In less than two years, I wasn’t right back where I’d started when I’d first entered GA in 2009. I was worse off, MILES  from that marker and on an even faster track to poverty and ultimate self-destruction than the first time.

Amongst addicts — be it gambling, alcohol, drugs and etc. — it’s been said that the time out after recovery is much worse than the first. That you not only pick up where you left off but plunge deeper and faster into the addiction. In essence, you fall harder in the second time around.

I’ve found this to be true.

And getting out and BACK into recovery is also that much harder the second (or more) time around than the first. Because of the additional shame of having gone back out. Because of the embarrassment. Because of the intensified self-hatred  and self-punishment and negative self-talk  that accompany having gone back out.

This tends to be true whether the addict’s stayed clean for 30 years or 3 years. Among addicts, shame and self-punishments seemingly know neither markers nor achievements.

I’m thinking just now of Philip Seymour Hoffman, who started drinking and put a needle — one that proved fatal — into his arm after decades clean. What was going on in his mind around breaking sobriety?

Was he like so many other addicts who “fall off the wagon” and think/decide: “I’ve ruined it now. I’ve blown it. I’m a loser. A piece of shit. I might as well go whole hog wild.”

And then you die. Or you don’t — by stopping.

I’d love to ask what was going on in his mind just after he first put that glass to his lips … were he still alive.

Self-destruction is a very active, and common, component in addictions. And if it’s not the “reason” we get into our addiction, it’s certainly a reason we stay in it.  The shame and self-hatred and feeling of being undeserving of life are relentless — for me; many others have spoken of this as well.

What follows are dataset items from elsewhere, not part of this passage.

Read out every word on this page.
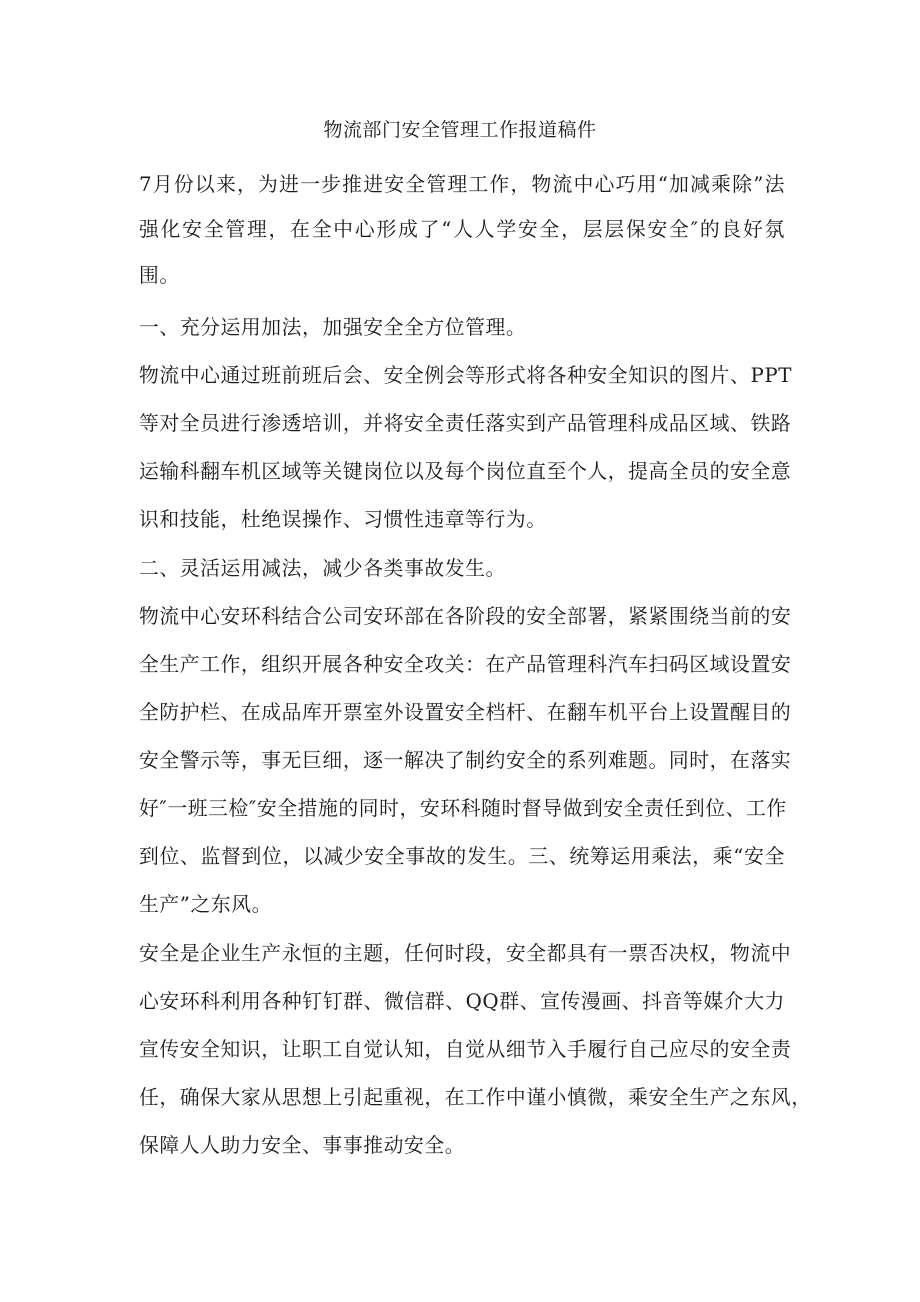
物流部门安全管理工作报道稿件

7月份以来，为进一步推进安全管理工作，物流中心巧用“加减乘除”法

强化安全管理，在全中心形成了“人人学安全，层层保安全″的良好氛

围。

一、充分运用加法，加强安全全方位管理。

物流中心通过班前班后会、安全例会等形式将各种安全知识的图片、PPT

等对全员进行渗透培训，并将安全责任落实到产品管理科成品区域、铁路

运输科翻车机区域等关键岗位以及每个岗位直至个人，提高全员的安全意

识和技能，杜绝误操作、习惯性违章等行为。

二、灵活运用减法，减少各类事故发生。

物流中心安环科结合公司安环部在各阶段的安全部署，紧紧围绕当前的安

全生产工作，组织开展各种安全攻关：在产品管理科汽车扫码区域设置安

全防护栏、在成品库开票室外设置安全档杆、在翻车机平台上设置醒目的

安全警示等，事无巨细，逐一解决了制约安全的系列难题。同时，在落实

好″一班三检″安全措施的同时，安环科随时督导做到安全责任到位、工作

到位、监督到位，以减少安全事故的发生。三、统筹运用乘法，乘“安全

生产”之东风。

安全是企业生产永恒的主题，任何时段，安全都具有一票否决权，物流中

心安环科利用各种钉钉群、微信群、QQ群、宣传漫画、抖音等媒介大力

宣传安全知识，让职工自觉认知，自觉从细节入手履行自己应尽的安全责

任，确保大家从思想上引起重视，在工作中谨小慎微，乘安全生产之东风，

保障人人助力安全、事事推动安全。
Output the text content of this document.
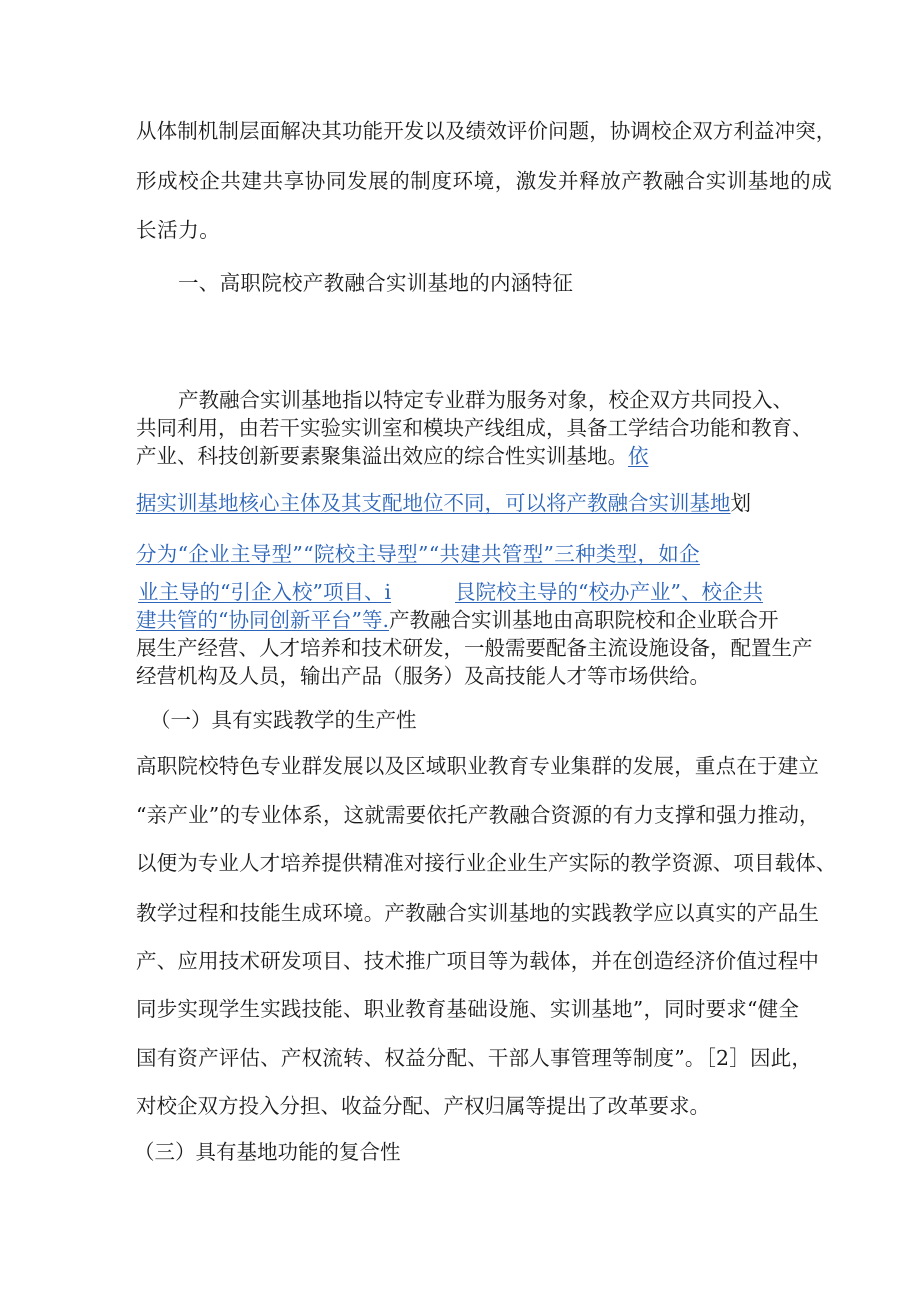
从体制机制层面解决其功能开发以及绩效评价问题，协调校企双方利益冲突，
形成校企共建共享协同发展的制度环境，激发并释放产教融合实训基地的成
长活力。
一、高职院校产教融合实训基地的内涵特征
产教融合实训基地指以特定专业群为服务对象，校企双方共同投入、
共同利用，由若干实验实训室和模块产线组成，具备工学结合功能和教育、
产业、科技创新要素聚集溢出效应的综合性实训基地。依
据实训基地核心主体及其支配地位不同，可以将产教融合实训基地划
分为“企业主导型”“院校主导型”“共建共管型”三种类型，如企
业主导的“引企入校”项目、i	艮院校主导的“校办产业”、校企共
建共管的“协同创新平台”等.产教融合实训基地由高职院校和企业联合开
展生产经营、人才培养和技术研发，一般需要配备主流设施设备，配置生产
经营机构及人员，输出产品（服务）及高技能人才等市场供给。
（一）具有实践教学的生产性
高职院校特色专业群发展以及区域职业教育专业集群的发展，重点在于建立
“亲产业”的专业体系，这就需要依托产教融合资源的有力支撑和强力推动，
以便为专业人才培养提供精准对接行业企业生产实际的教学资源、项目载体、
教学过程和技能生成环境。产教融合实训基地的实践教学应以真实的产品生
产、应用技术研发项目、技术推广项目等为载体，并在创造经济价值过程中
同步实现学生实践技能、职业教育基础设施、实训基地”，同时要求“健全
国有资产评估、产权流转、权益分配、干部人事管理等制度”。［2］因此，
对校企双方投入分担、收益分配、产权归属等提出了改革要求。
（三）具有基地功能的复合性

In my three solid years in recovery, I never thought I’d be that gambler who goes back out. Neither did I think I WOULDN’T be. Even in full sobriety, in the back of my mind I thought and feared that if anything were to send me back out, it would be the passing of my father.

And that is what happen.

And it just got really really bad.

I’m in a new town now, thousands of miles from where I first joined GA. I’m in a better place in all ways, shapes and forms. Not great. But definitely better and improving.

It’s a new chapter and I’m a changed person — in no small part BECAUSE of my three years in GA, not despite them.

So while on one hand I’m new to GA in my new chosen town, I’m not new to recovery … yet sharp pangs of regret, shame, fear and self-judgments accompany my re-entry.

Which begs the question: Is there anything positive I can do for myself that isn’t subject to self-criticism and harsh scrutiny?!

I mean, if a gambler in GA went back out, I’d not only encourage him or her to come back in but welcome him/her with open arms! I HAVE done that!

Yet when it comes to doing the same for myself,  I trash myself, I criticize my positive efforts, paint them with shame and unforgiving rehashing of all the money wasted, and I stone my good efforts as if I’m stoning a criminal on the plaza in days of yore.

Self-love is such the challenge for compulsive gamblers. And whatever the mind’s chatter and the inner turmoil, the conscious choice to bypass and ignore that and come back into recovery — even after going out, ESPECIALLY after going back out! — IS an act of self-love.

Even if it doesn’t feel like it at the time.

That’s all I have for today. 14 days without placing a bet and 8 days clean back in recovery!